Widok pol, lak, pasacych sie krow, dzialal kojaco na moje oczy. Jazda samochodem po autostradzie w Iowa drastycznie rozni sie od jazdy w Californi. W Iowa samochody mijaja nas rzadko, w Californi wielokilometrowe korki sa na porzadku dziennym. Monochromatyczne krajobrazy Iowa relaksuja, w Californi bombarduja nas znaki, billboardy, swiatla, dzwieki... Juz sama dwugodzinna jazda z M dala mi odpoczac.
Okolo godziny 11:30 rano zajechalysmy do domu MF i GF, mamy M oraz jej meza, gdzie spedzilismy na rozmowach cudowne kilka godzin.
Wypilam organic soy chai latte zaparzony przez MF, odpoczelam, wzielam prysznic i wszyscy razem udalismy sie do restauracji na lunch, a potem do domu M i jej chlopaka A.
Wreszcie mialam okazje poznac synka M i A, uroczego poltorarocznego chlopczyka.
Nie zdawalam sobie sprawy, ze dzieci w tym wieku tak duzo rozumieja!
Okolo 5 po poludniu zmeczenie wreszcie dalo o sobie znac, i zasnelam snem kamiennym na sofie.
Wieczorem udalismy sie na wspanialy, swiateczny obiad do BF, taty M. Znow mialam okazje zobaczyc dawnych znajomych oraz zjesc prawdziwe pysznosci (BF swietnie gotuje).
Ludzie w Ameryce czesto zmieniaja miejsce zamieszkania. Ja rowniez bylam zmuszona do takiego kroku. Musialam zostawic za soba moje dotychczasowe zycie i wspanialych przyjaciol.
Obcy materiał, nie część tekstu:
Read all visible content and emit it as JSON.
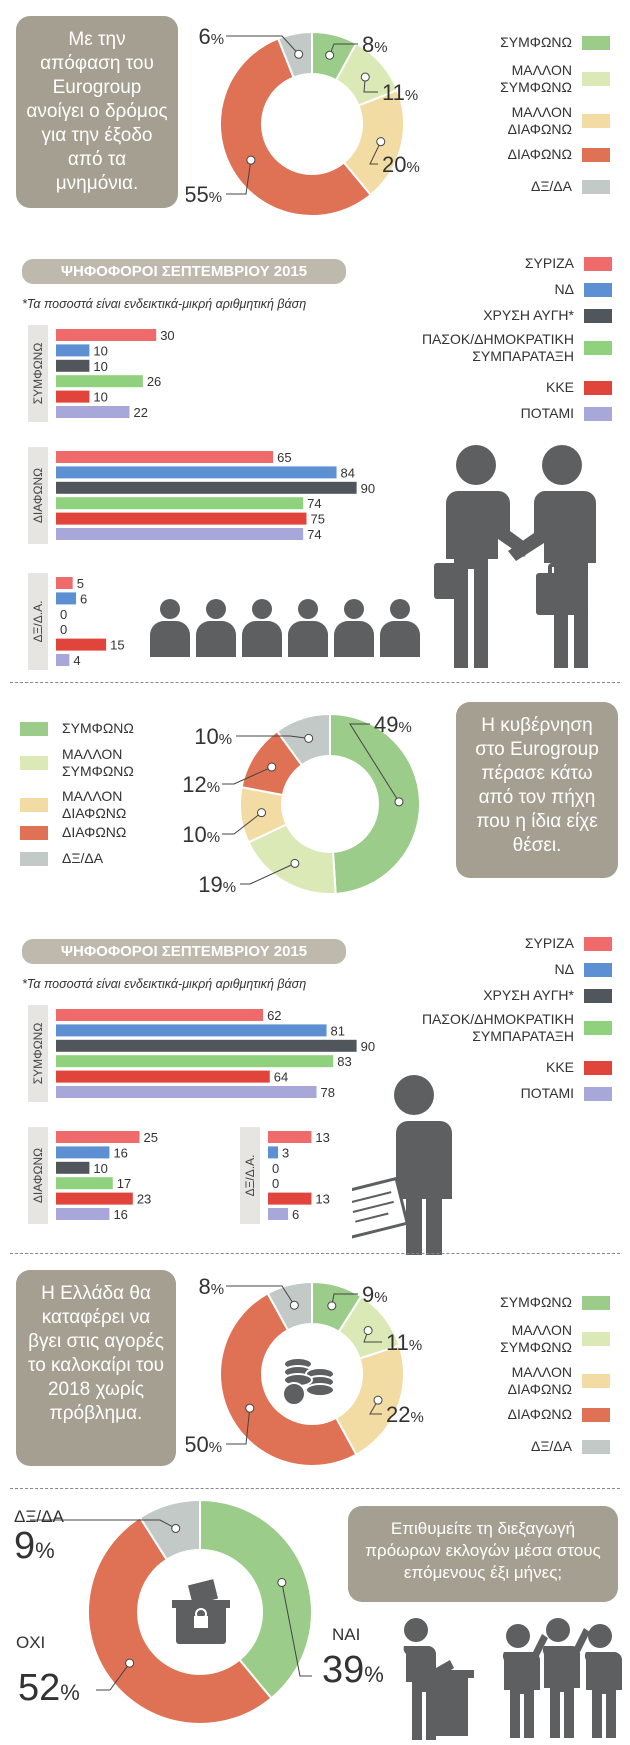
{
  "colors": {
    "agree": "#9bcc8a",
    "rather_agree": "#dbe9b6",
    "rather_disagree": "#f2dca3",
    "disagree": "#df7154",
    "dk": "#c2c9c6",
    "syriza": "#ef6b6b",
    "nd": "#5d8fd3",
    "xa": "#51555c",
    "pasok": "#8fd17d",
    "kke": "#e0443a",
    "potami": "#a8a7da",
    "bubble": "#a59f91",
    "icon": "#5d5f60"
  },
  "legend_opinion": [
    "ΣΥΜΦΩΝΩ",
    "ΜΑΛΛΟΝ ΣΥΜΦΩΝΩ",
    "ΜΑΛΛΟΝ ΔΙΑΦΩΝΩ",
    "ΔΙΑΦΩΝΩ",
    "ΔΞ/ΔΑ"
  ],
  "legend_party": [
    "ΣΥΡΙΖΑ",
    "ΝΔ",
    "ΧΡΥΣΗ ΑΥΓΗ*",
    "ΠΑΣΟΚ/ΔΗΜΟΚΡΑΤΙΚΗ ΣΥΜΠΑΡΑΤΑΞΗ",
    "ΚΚΕ",
    "ΠΟΤΑΜΙ"
  ],
  "voters_title": "ΨΗΦΟΦΟΡΟΙ ΣΕΠΤΕΜΒΡΙΟΥ 2015",
  "voters_note": "*Τα ποσοστά είναι ενδεικτικά-μικρή αριθμητική βάση",
  "q1": {
    "question": "Με την απόφαση του Eurogroup ανοίγει ο δρόμος για την έξοδο από τα μνημόνια."
  },
  "q2": {
    "question": "Η κυβέρνηση στο Eurogroup πέρασε κάτω από τον πήχη που η ίδια είχε θέσει."
  },
  "q3": {
    "question": "Η Ελλάδα θα καταφέρει να βγει στις αγορές το καλοκαίρι του 2018 χωρίς πρόβλημα."
  },
  "q4": {
    "question": "Επιθυμείτε τη διεξαγωγή πρόωρων εκλογών μέσα στους επόμενους έξι μήνες;"
  },
  "chart_data": [
    {
      "type": "pie",
      "categories": [
        "ΣΥΜΦΩΝΩ",
        "ΜΑΛΛΟΝ ΣΥΜΦΩΝΩ",
        "ΜΑΛΛΟΝ ΔΙΑΦΩΝΩ",
        "ΔΙΑΦΩΝΩ",
        "ΔΞ/ΔΑ"
      ],
      "values": [
        8,
        11,
        20,
        55,
        6
      ],
      "labels": [
        "8",
        "11",
        "20",
        "55",
        "6"
      ]
    },
    {
      "type": "bar",
      "group": "ΣΥΜΦΩΝΩ",
      "categories": [
        "ΣΥΡΙΖΑ",
        "ΝΔ",
        "ΧΡΥΣΗ ΑΥΓΗ*",
        "ΠΑΣΟΚ/ΔΗΜΟΚΡΑΤΙΚΗ ΣΥΜΠΑΡΑΤΑΞΗ",
        "ΚΚΕ",
        "ΠΟΤΑΜΙ"
      ],
      "values": [
        30,
        10,
        10,
        26,
        10,
        22
      ],
      "xlim": [
        0,
        100
      ]
    },
    {
      "type": "bar",
      "group": "ΔΙΑΦΩΝΩ",
      "categories": [
        "ΣΥΡΙΖΑ",
        "ΝΔ",
        "ΧΡΥΣΗ ΑΥΓΗ*",
        "ΠΑΣΟΚ/ΔΗΜΟΚΡΑΤΙΚΗ ΣΥΜΠΑΡΑΤΑΞΗ",
        "ΚΚΕ",
        "ΠΟΤΑΜΙ"
      ],
      "values": [
        65,
        84,
        90,
        74,
        75,
        74
      ],
      "xlim": [
        0,
        100
      ]
    },
    {
      "type": "bar",
      "group": "ΔΞ/Δ.Α.",
      "categories": [
        "ΣΥΡΙΖΑ",
        "ΝΔ",
        "ΧΡΥΣΗ ΑΥΓΗ*",
        "ΠΑΣΟΚ/ΔΗΜΟΚΡΑΤΙΚΗ ΣΥΜΠΑΡΑΤΑΞΗ",
        "ΚΚΕ",
        "ΠΟΤΑΜΙ"
      ],
      "values": [
        5,
        6,
        0,
        0,
        15,
        4
      ],
      "xlim": [
        0,
        100
      ]
    },
    {
      "type": "pie",
      "categories": [
        "ΣΥΜΦΩΝΩ",
        "ΜΑΛΛΟΝ ΣΥΜΦΩΝΩ",
        "ΜΑΛΛΟΝ ΔΙΑΦΩΝΩ",
        "ΔΙΑΦΩΝΩ",
        "ΔΞ/ΔΑ"
      ],
      "values": [
        49,
        19,
        10,
        12,
        10
      ],
      "labels": [
        "49",
        "19",
        "10",
        "12",
        "10"
      ]
    },
    {
      "type": "bar",
      "group": "ΣΥΜΦΩΝΩ",
      "categories": [
        "ΣΥΡΙΖΑ",
        "ΝΔ",
        "ΧΡΥΣΗ ΑΥΓΗ*",
        "ΠΑΣΟΚ/ΔΗΜΟΚΡΑΤΙΚΗ ΣΥΜΠΑΡΑΤΑΞΗ",
        "ΚΚΕ",
        "ΠΟΤΑΜΙ"
      ],
      "values": [
        62,
        81,
        90,
        83,
        64,
        78
      ],
      "xlim": [
        0,
        100
      ]
    },
    {
      "type": "bar",
      "group": "ΔΙΑΦΩΝΩ",
      "categories": [
        "ΣΥΡΙΖΑ",
        "ΝΔ",
        "ΧΡΥΣΗ ΑΥΓΗ*",
        "ΠΑΣΟΚ/ΔΗΜΟΚΡΑΤΙΚΗ ΣΥΜΠΑΡΑΤΑΞΗ",
        "ΚΚΕ",
        "ΠΟΤΑΜΙ"
      ],
      "values": [
        25,
        16,
        10,
        17,
        23,
        16
      ],
      "xlim": [
        0,
        100
      ]
    },
    {
      "type": "bar",
      "group": "ΔΞ/Δ.Α.",
      "categories": [
        "ΣΥΡΙΖΑ",
        "ΝΔ",
        "ΧΡΥΣΗ ΑΥΓΗ*",
        "ΠΑΣΟΚ/ΔΗΜΟΚΡΑΤΙΚΗ ΣΥΜΠΑΡΑΤΑΞΗ",
        "ΚΚΕ",
        "ΠΟΤΑΜΙ"
      ],
      "values": [
        13,
        3,
        0,
        0,
        13,
        6
      ],
      "xlim": [
        0,
        100
      ]
    },
    {
      "type": "pie",
      "categories": [
        "ΣΥΜΦΩΝΩ",
        "ΜΑΛΛΟΝ ΣΥΜΦΩΝΩ",
        "ΜΑΛΛΟΝ ΔΙΑΦΩΝΩ",
        "ΔΙΑΦΩΝΩ",
        "ΔΞ/ΔΑ"
      ],
      "values": [
        9,
        11,
        22,
        50,
        8
      ],
      "labels": [
        "9",
        "11",
        "22",
        "50",
        "8"
      ]
    },
    {
      "type": "pie",
      "categories": [
        "ΝΑΙ",
        "ΟΧΙ",
        "ΔΞ/ΔΑ"
      ],
      "values": [
        39,
        52,
        9
      ],
      "labels": [
        "39",
        "52",
        "9"
      ]
    }
  ]
}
Nie dzwonimy do siebie tak czesto, jak na poczatku. Kazdy z nas ma swoje sprawy, prace, M ma dziecko.
Ktos mi kiedys powiedzial, ze prawdziwi przyjaciele to ludzie, z ktorymi, podczas spotkania po latach, mamy dokladnie takie same relacje, jak przed wyjazdem.
Moje relacje z M, jej mama, mezem jej mamy, nie zmienily sie nic. Wieczorem mialam okazje przekonac sie, ze taka sama sytuacja jest ze wszystkimi moimi przyjaciolmi z Fairfield. Jestesmy tak samo blisko, jak bylismy 2 lata temu. Niesamowite.